M2のサブカル批評 2008 Part.4

TBSラジオ「アクセス」で放送された宮崎哲弥宮台真司、両氏によるサブカル談議の文字起こし。Part.4は出版業界についてです。


宮崎:出版は率直に言って、かなりどうにもならないところまできている。特に雑誌。そもそも売れなくなってきてる。広告が入らなくなってきている。しかも、雑誌依存をしている出版社っていうのは結構多いですから。というのは、何故かと言うと、単行本が売れなくなって、ごく一部の筆者のものしか売れない。

しかも、流通しないというのが出てきて、郊外型の新刊本とこの一年ぐらいの本しか置いていない雑誌が中心の本屋には段々本というのが行き渡らなくなってきた。ベストセーラしか行き渡らなくなっています。


宮台:雑誌は20万部以上出ていても、基本的に高コスト構造でやっている週刊誌はもう回らなくなっていて、廃刊、休刊の噂が絶えない。高コスト構造をどう回避するのかが重要で、週刊誌だったら残せるのは写真週刊誌だけかなという方向性になっているのは確かです。

基本的にはスポンサーが入らなくなっているのが大きくて、例えば、大手の新聞の全面広告にパチンコ屋の広告が載るようになった。あれは理由は簡単で、ダンピングしているからです。ダンピング率については色々お話がありますが、半分とかじゃなくてもっともっと落としている。でも、その中でだんっぴんグ率が高くないのは日経新聞だったりする。

一般的に海外のメディアを見てみますと、生き残るメディアというのは高額所得者がメインユーザーだとはっきりしている。例えば、WEBサイトであれば日経BPなんかがそうで、平均をすると年収900万円以上の人が多くアクセスをしている。そうすると、それがデータとしてはっきりしていればスポンサーがつく。つまり、金を払える奴が見ているメディアが残っていくと。
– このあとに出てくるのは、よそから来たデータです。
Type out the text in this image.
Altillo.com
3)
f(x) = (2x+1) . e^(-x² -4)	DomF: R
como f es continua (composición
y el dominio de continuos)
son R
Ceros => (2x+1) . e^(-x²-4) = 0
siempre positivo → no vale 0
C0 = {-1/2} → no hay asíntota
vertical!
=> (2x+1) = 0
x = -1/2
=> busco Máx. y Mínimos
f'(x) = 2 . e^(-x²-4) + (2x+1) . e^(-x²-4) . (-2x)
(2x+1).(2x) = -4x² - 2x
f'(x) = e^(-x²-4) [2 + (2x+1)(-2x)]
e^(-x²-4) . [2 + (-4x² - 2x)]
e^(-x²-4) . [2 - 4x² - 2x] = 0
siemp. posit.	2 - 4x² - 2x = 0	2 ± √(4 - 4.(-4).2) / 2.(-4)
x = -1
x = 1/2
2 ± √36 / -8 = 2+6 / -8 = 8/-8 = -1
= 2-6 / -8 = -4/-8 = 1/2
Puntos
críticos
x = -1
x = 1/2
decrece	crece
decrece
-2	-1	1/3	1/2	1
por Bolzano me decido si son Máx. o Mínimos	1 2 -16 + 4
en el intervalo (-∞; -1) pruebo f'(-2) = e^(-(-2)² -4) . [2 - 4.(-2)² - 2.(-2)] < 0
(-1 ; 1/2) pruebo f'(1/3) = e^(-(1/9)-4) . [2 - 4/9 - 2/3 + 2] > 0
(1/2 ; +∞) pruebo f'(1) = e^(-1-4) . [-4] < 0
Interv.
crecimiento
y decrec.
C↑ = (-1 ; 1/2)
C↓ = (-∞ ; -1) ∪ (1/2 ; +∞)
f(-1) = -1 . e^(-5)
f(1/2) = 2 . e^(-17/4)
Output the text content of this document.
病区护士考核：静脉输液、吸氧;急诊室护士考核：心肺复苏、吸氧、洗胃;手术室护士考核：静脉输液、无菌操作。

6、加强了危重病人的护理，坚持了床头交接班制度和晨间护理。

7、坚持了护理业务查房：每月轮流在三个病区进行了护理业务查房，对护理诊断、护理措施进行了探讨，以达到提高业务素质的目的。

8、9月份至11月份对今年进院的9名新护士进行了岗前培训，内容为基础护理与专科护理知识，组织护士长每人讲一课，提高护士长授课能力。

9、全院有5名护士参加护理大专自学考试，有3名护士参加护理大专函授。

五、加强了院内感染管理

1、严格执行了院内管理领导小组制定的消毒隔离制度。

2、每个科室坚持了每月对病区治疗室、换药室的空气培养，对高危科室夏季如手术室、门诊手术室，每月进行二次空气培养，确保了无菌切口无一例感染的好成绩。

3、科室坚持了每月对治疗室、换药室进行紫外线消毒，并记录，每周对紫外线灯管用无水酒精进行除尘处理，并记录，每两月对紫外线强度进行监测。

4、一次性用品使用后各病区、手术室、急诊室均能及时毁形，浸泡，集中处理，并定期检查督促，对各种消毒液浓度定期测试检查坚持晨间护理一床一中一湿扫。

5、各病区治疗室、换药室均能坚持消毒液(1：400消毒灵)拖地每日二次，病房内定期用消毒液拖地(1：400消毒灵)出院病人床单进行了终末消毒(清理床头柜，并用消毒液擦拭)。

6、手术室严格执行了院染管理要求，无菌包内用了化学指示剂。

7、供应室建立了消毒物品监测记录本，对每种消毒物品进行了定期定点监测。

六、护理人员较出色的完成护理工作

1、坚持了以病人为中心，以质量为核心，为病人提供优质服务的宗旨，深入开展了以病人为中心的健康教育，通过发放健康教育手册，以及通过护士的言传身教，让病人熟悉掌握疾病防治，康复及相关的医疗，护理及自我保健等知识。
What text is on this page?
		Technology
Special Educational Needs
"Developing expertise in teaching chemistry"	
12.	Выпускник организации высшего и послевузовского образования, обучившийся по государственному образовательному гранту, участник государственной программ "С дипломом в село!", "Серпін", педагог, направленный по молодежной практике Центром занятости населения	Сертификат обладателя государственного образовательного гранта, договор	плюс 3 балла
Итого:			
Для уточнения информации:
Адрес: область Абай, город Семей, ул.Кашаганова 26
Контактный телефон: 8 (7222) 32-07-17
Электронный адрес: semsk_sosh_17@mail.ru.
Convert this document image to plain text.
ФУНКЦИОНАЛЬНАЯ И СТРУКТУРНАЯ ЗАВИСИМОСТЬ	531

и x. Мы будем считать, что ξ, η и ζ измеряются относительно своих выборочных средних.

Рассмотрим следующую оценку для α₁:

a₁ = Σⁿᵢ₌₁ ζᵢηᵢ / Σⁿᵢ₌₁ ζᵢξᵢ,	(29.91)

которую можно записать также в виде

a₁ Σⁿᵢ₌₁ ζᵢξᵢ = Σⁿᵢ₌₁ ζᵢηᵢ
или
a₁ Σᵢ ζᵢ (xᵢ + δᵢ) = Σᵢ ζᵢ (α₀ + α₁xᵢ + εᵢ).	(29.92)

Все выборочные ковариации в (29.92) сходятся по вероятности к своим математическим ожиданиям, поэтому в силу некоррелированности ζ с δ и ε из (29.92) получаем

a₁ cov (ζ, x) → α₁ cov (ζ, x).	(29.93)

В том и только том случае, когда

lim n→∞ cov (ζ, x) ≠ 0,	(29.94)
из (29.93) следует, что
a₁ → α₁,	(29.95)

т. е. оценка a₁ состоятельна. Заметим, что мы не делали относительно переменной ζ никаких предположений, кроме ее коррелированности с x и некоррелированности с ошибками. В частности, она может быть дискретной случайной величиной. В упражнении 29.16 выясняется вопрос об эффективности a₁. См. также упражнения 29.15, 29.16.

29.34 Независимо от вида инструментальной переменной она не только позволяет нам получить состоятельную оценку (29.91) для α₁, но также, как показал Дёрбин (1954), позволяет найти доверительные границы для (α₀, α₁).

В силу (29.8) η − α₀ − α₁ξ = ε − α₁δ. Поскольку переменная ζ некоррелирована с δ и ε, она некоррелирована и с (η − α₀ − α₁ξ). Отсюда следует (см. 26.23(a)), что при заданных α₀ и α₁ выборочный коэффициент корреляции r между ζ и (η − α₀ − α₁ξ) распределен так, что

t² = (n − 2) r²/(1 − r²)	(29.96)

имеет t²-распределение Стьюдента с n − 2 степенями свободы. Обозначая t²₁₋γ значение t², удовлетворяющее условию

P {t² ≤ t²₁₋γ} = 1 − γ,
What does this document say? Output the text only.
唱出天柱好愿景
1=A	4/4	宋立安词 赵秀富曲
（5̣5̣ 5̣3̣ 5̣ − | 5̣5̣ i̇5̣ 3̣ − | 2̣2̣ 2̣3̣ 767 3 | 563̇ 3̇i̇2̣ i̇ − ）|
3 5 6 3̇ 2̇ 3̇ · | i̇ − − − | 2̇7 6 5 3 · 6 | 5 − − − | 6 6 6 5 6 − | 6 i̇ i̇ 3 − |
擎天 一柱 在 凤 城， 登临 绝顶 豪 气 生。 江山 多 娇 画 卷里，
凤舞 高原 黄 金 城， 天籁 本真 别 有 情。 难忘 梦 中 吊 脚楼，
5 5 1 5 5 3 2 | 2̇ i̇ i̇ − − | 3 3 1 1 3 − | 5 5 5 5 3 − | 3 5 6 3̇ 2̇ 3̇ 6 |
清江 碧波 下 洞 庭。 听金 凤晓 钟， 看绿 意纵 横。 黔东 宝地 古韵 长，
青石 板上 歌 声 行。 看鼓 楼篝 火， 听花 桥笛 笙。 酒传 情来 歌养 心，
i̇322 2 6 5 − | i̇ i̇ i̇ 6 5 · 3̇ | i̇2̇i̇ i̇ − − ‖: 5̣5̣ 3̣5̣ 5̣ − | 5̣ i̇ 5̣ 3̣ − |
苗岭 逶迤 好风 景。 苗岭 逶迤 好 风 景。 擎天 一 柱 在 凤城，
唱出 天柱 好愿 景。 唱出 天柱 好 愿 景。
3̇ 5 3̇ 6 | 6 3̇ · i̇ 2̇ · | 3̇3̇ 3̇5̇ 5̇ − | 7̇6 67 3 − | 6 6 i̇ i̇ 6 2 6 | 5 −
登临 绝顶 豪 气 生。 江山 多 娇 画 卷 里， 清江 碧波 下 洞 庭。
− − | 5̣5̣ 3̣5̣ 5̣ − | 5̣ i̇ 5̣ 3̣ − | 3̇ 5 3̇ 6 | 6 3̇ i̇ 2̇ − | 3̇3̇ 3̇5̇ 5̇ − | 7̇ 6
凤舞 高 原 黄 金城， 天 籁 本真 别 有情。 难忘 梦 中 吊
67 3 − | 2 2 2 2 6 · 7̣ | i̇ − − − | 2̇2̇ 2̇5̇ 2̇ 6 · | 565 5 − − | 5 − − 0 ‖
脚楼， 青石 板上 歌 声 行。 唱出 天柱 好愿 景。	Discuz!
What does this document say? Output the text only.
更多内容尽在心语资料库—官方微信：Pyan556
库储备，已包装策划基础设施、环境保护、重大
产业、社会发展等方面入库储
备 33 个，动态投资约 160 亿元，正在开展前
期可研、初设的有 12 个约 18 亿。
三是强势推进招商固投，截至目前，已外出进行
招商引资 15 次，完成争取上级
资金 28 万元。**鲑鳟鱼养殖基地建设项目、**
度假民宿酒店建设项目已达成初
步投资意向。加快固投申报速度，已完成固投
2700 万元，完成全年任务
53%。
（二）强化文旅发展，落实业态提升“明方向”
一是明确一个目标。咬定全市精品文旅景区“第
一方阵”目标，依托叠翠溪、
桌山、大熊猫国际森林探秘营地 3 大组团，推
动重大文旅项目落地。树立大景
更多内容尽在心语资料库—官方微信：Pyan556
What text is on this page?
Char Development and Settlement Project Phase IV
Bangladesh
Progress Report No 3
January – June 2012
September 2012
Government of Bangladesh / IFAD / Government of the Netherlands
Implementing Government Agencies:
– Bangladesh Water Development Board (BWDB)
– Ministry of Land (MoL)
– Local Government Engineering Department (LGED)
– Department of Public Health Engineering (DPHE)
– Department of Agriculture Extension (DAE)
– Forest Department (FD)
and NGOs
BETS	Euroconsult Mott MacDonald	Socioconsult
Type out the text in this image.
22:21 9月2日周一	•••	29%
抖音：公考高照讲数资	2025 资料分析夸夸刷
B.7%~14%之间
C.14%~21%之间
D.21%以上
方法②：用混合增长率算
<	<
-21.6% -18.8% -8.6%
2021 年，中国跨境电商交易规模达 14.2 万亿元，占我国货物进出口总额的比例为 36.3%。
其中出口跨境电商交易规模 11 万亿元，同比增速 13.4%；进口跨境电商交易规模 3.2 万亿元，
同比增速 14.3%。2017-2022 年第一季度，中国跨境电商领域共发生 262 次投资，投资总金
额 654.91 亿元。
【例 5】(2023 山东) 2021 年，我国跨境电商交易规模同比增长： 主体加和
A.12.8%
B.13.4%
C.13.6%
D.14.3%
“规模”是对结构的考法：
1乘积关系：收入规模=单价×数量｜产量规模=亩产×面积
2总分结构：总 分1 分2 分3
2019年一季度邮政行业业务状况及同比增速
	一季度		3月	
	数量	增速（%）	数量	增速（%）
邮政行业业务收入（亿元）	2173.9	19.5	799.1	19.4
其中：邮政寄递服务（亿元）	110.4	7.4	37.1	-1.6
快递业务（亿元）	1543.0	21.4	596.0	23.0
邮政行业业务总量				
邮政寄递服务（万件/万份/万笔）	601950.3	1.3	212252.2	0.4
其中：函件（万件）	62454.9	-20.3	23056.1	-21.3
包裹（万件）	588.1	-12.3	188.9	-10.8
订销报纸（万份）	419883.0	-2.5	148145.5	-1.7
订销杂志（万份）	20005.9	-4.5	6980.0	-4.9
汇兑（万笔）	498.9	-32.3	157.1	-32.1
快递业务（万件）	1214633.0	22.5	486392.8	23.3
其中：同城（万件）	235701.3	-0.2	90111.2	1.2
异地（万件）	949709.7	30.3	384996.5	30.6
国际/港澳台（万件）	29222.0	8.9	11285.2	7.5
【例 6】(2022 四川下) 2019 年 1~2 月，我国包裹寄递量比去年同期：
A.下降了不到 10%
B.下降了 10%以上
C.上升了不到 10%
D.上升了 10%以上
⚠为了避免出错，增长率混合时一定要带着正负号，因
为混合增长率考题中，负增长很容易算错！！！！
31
タイムとかシュピーゲルはそういう風にしてWEBサイト化もしている。

何故かと言うと、元々ディープユーザーかつお金を払える連中。そうすると方向性が分かれて、一つはダウンサイズ化という方向と、高額所得者だけが見ているメディア。これがある程度コストをかけて内容を作れるということになるでしょう。


宮崎:それが難しくて、ある日本の新聞社は、ずっとハイクオリティのものを出そうとしているわけ。ずっと企画してからコストとベネフィットの計算をするんだけど、結局のところなかなか難しいと。日本の新聞ってやたら部数が多いじゃないですか。そういう体質から脱する事が出来ないんですよ。


宮台:それはマスメディア全体がそうで、今まで持っている既得権益があるから贅肉を落とせない。だから、会社がどんどん倒産していくような流れにならないと背に腹は変えられなくはならないでしょう。

基本的には、大衆向けに今の様な形で新聞を売ったり、番組作ったりというのは難しいですね。そうすると、大衆はネットでアクセスできる無料、あるいは無料に近いコンテンツということになって、金があるやつは金払って有料コンテンツを買うという話になりかねない。そうするとディバイドが進むと考えられますし、他方、有料コンテンツがかろうじて残ると考えられますし、色んな評価がありますよね。